Select Data warehouse
Select Schema
Select Table

What the app does internally

Loads metadata (schemas/tables) via pq.list_databases().
Fetches available columns from the selected table.

Step 2 — Choose columns to display

Select the source columns you want visible in the editor.

What the app does internally

Fetches rows for just the selected columns and stores them in session state.
Detects duplicate rows based on the selected columns (for a quick warning).

Primary key & destination table

Still in the sidebar:

Choose a Primary key column (recommended: a true unique identifier).
Set:

Destination schema
Destination table (default is <source_table>_mapping)

Why this matters

The primary key is used to join existing saved mappings back onto the source when you reload.

Mapping columns

Step 3 — Define mapping columns

Add one or more mapping columns (e.g. category, segment, country_group).

Rules

Mapping column names must be unique.
Mapping columns cannot reuse a source column name.
id is reserved.

Editing mappings (Tab: Preview and Edit Mappings)
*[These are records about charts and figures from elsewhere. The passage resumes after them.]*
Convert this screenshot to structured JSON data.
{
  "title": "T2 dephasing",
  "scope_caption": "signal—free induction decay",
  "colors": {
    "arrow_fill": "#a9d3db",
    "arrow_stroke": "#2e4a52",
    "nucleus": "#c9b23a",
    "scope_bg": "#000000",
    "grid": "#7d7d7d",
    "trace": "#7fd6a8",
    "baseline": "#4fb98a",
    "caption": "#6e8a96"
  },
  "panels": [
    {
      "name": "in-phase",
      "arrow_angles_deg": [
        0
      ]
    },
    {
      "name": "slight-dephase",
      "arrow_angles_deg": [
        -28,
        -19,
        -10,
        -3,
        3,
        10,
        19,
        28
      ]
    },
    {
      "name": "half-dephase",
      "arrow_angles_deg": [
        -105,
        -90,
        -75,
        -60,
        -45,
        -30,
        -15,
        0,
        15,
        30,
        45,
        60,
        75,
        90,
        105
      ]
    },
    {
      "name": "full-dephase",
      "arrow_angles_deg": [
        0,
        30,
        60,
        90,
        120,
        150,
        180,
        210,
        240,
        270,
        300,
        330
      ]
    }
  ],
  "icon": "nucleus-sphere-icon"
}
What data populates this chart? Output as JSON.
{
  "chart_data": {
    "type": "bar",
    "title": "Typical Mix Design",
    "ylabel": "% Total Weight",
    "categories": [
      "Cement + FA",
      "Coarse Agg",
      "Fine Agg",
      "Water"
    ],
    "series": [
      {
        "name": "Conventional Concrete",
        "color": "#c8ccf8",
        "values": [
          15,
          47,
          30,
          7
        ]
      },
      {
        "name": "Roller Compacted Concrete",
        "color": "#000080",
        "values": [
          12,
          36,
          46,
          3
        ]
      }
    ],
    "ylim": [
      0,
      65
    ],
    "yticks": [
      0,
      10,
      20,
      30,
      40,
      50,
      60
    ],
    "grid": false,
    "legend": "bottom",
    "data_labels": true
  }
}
When mapping columns exist, the grid becomes editable:

Grey / disabled columns: source columns (read-only)
White columns: mapping columns (editable)

Saving

Click Save to Data Warehouse to persist your work.

What happens on save

The destination table is fully replaced.
The app writes a table using a helper write_table(...) function.

Primary key behavior

If you selected a primary key and it exists in the grid, that column is used as the PRIMARY KEY in the destination table.
Otherwise, the app generates a synthetic id from the selected columns.

Uploading mappings (Tab: Upload from File)

This tab is for bulk updates.

Template download

You can download the current grid as:

CSV template
Excel template

Upload rules

Your file must contain the mapping column(s) you defined.
Extra columns in your file are ignored.

How rows are matched

The app uses one of two strategies:

Match by source columns (recommended)

If the upload contains one or more source columns, the app merges on those columns (string-normalized).

Apply by row position

If the upload contains no source columns, mapping values are applied top-to-bottom.

After upload, the app immediately saves to the destination table.

Saved configurations

In the sidebar, you can Save Configuration with a human-friendly name.

A saved configuration stores:

dw_id, schema_id, table_id
selected_cols
mapping column names
primary_key
destination schema/table

Loading a configuration

When you click Load, the app:

Reloads the source metadata + data
Restores mapping columns
If a destination table exists, performs a PK-based LEFT JOIN to bring back previously saved mappings

Join logic summary

The app deduplicates source and destination by primary key.
It keeps destination columns that are not in the source table as mapping columns.
It merges them back onto the source rows (LEFT JOIN).

Data Quality tab

This tab runs quick checks to help ensure the mapping table will be reliable.

1) Primary key uniqueness

Counts nulls and duplicates for the selected PK in the source data.

2) Join coverage (source vs destination)

When a configuration is loaded, the app reports:

source row count
destination row count
matched rows
unmatched rows

3) Mapping completeness

For each mapping column, counts:

null values
empty strings
coverage %

Operational notes / gotchas

The destination table is replaced on each save, so treat it as an app-managed artifact.
If the primary key is not truly unique or contains nulls, join results will be unreliable.
If you change mapping column names after saving, the destination table structure may no longer match.
Large tables: editing in the UI is practical for small/medium sets. For large mappings, prefer file upload.

Troubleshooting

I can’t see any schemas/tables

Verify the account has a data warehouse and you have access.

Save succeeds but mappings don’t reappear when reloading

Confirm you selected the same destination schema/table.
Confirm the PK matches between source and destination.

Join shows many “unmatched” rows

The destination table doesn’t contain those PKs yet (first time mapping) or PK values changed.

Upload didn’t apply values

Ensure your file includes the mapping columns with the exact same names.
If matching by source columns, ensure the source columns in your file match the source rows (whitespace/casing differences can reduce matches).